The Mad Birder summed up the day.

“Regardless of the consequences, Sunday was beautiful, and … the bench is soooooo perfect.”

Lillian and I have resolved to revisit that bench every summer. Barbara will be sitting beside us in spirit, I’m certain.

Help build a bench, and keep Barbara happy

Sucia Island in the San Juans, as seen from atop Mount Constitution, is where we’ll place a park bench in memory of Barbara Cantwell.

IT’S A LITTLE MODERN for me, orchestrating an Internet crowdfunding campaign from my cozy wicker chair here in Nuthatch Cabin, but for Barbara, I can do it.

Today I launched my first GoFundMe fundraiser, to raise money for a park bench to be dedicated to my dear wife’s memory. The bench will be on Sucia Island, our favorite place in the San Juans.
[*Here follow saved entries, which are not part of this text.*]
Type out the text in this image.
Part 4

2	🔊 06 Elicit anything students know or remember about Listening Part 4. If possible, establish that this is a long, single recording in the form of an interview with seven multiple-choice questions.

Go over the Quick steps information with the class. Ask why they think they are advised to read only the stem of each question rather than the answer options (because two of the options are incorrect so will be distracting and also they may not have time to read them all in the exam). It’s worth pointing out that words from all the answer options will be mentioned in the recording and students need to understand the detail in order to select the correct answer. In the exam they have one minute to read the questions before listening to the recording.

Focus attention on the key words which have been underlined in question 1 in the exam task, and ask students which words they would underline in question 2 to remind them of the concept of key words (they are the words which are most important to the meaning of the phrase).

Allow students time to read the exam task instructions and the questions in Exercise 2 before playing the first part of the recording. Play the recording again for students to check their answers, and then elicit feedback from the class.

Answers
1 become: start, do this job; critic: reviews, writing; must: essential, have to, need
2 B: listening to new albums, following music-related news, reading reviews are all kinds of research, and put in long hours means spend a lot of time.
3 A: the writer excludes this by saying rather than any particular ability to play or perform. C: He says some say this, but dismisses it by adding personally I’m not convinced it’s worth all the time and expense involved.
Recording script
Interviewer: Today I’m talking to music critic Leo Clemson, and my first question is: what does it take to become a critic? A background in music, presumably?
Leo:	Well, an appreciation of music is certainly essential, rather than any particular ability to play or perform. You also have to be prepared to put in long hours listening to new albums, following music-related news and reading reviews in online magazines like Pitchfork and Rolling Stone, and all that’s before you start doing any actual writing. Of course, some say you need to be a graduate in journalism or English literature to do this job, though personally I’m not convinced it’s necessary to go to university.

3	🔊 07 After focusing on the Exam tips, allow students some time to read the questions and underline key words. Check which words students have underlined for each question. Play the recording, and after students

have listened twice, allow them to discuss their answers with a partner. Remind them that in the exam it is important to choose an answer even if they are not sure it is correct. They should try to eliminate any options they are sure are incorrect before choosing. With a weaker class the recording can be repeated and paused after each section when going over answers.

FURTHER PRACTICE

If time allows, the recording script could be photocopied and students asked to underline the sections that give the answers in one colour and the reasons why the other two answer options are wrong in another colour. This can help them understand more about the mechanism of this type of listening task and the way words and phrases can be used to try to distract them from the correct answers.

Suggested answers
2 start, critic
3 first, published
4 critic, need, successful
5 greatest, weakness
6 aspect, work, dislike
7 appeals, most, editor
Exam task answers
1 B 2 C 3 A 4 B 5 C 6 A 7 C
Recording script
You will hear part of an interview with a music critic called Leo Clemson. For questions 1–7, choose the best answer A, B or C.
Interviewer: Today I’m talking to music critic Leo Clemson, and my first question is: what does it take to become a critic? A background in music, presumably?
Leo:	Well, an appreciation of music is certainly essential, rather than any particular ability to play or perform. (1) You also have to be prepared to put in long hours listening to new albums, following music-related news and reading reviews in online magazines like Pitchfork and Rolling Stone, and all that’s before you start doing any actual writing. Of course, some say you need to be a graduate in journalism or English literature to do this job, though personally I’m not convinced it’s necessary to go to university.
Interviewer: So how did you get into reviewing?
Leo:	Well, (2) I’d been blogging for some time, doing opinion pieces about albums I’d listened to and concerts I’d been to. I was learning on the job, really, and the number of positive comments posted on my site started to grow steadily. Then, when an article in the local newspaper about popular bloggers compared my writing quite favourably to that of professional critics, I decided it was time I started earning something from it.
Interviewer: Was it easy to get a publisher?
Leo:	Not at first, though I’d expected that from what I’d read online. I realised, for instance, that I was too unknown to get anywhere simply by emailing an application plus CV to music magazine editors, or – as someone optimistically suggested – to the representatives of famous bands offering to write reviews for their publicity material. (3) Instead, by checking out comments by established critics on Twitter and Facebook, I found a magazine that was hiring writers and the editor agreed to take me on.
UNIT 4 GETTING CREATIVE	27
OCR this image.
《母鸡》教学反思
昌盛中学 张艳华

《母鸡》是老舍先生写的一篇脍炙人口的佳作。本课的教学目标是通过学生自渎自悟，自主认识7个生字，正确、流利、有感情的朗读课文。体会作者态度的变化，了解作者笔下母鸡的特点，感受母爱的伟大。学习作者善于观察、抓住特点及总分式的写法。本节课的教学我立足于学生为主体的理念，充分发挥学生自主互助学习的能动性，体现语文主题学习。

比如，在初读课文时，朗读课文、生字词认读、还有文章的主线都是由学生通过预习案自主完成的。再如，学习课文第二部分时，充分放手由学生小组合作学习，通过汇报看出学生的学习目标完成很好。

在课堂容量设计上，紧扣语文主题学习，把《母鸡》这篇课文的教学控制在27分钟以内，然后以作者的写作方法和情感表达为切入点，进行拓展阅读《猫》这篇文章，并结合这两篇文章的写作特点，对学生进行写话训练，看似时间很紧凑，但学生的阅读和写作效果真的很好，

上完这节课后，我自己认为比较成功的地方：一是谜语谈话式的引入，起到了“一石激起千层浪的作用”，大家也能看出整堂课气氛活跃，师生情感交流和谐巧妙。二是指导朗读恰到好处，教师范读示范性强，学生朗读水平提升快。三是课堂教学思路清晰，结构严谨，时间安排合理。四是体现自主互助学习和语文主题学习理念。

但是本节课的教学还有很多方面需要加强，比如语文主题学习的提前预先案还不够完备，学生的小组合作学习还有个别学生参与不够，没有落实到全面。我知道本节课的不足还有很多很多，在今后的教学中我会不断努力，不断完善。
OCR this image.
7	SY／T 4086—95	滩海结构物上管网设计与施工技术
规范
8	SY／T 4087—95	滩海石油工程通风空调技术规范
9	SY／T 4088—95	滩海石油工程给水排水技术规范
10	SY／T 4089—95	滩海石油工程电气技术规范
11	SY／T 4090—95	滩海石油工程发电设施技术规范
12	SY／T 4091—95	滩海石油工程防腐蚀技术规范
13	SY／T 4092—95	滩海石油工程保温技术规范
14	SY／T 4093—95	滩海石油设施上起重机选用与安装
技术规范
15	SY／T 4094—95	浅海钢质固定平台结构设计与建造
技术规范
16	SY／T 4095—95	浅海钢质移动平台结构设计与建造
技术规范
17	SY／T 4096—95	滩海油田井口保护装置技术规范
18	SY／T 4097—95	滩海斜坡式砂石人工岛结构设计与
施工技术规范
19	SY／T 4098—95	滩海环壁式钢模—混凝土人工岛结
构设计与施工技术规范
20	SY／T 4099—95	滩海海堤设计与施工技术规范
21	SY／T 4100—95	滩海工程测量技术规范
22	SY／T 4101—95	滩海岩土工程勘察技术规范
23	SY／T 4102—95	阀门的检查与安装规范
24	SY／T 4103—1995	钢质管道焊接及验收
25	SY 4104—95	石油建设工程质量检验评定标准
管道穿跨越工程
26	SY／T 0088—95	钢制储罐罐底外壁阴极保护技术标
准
Barbara, our daughter Lillian, and I have visited Sucia countless times over many years of island explorations aboard our sailboat, Sogni d’Oro. The entire island with its dramatic wind-sculpted shorelines is a marine state park, situated at the archipelago’s wild northeastern corner where the deep waters of Boundary Pass do a Mixmaster blend with the roiling currents of Georgia Strait. Sucia’s numerous deep coves and sheltered bays provide peaceful moorages for boaters seeking a haven from the elements — and from the worries of the outside world.

Barbara looks out at the saltwater views of the San Juans in 2018.

Barbara loved the place so much she asked that part of her cremated remains be cast on the waters there. She also asked that a new bench be built in her name, so that more hikers on the island’s scenic trails could pause along the way and enjoy the view as much as we did.

Building a quality bench that will stand the tests of salt air, weather and wind isn’t cheap, nor is transporting it to a remote island and installing it along a rocky trail far from any roads. The project could cost as much as $2,000. When friends and loved ones expressed an interest in helping to make it happen, a GoFundMe effort seemed to make sense. And here I am with the hat out. (Don’t worry, I’m not going to tell you I need gas to get home.)

If you’re interested in giving, whether it be $5 or $50, you’ll find more details on the fundraising site accessed by the button below. I thank you. Lillian thanks you. And the Nuthatch Ghost (as we tend to wistfully call her these days) might thank you, too. (She’ll knock three times.)

EPILOGUE: As of Friday, July 9, we exceeded our GoFundMe goal through a touching display of generosity from people I love, people I’m happy to know, and a few I don’t know. Any additional donations will be channeled to Washington State Parks in Barbara’s name. Thank you.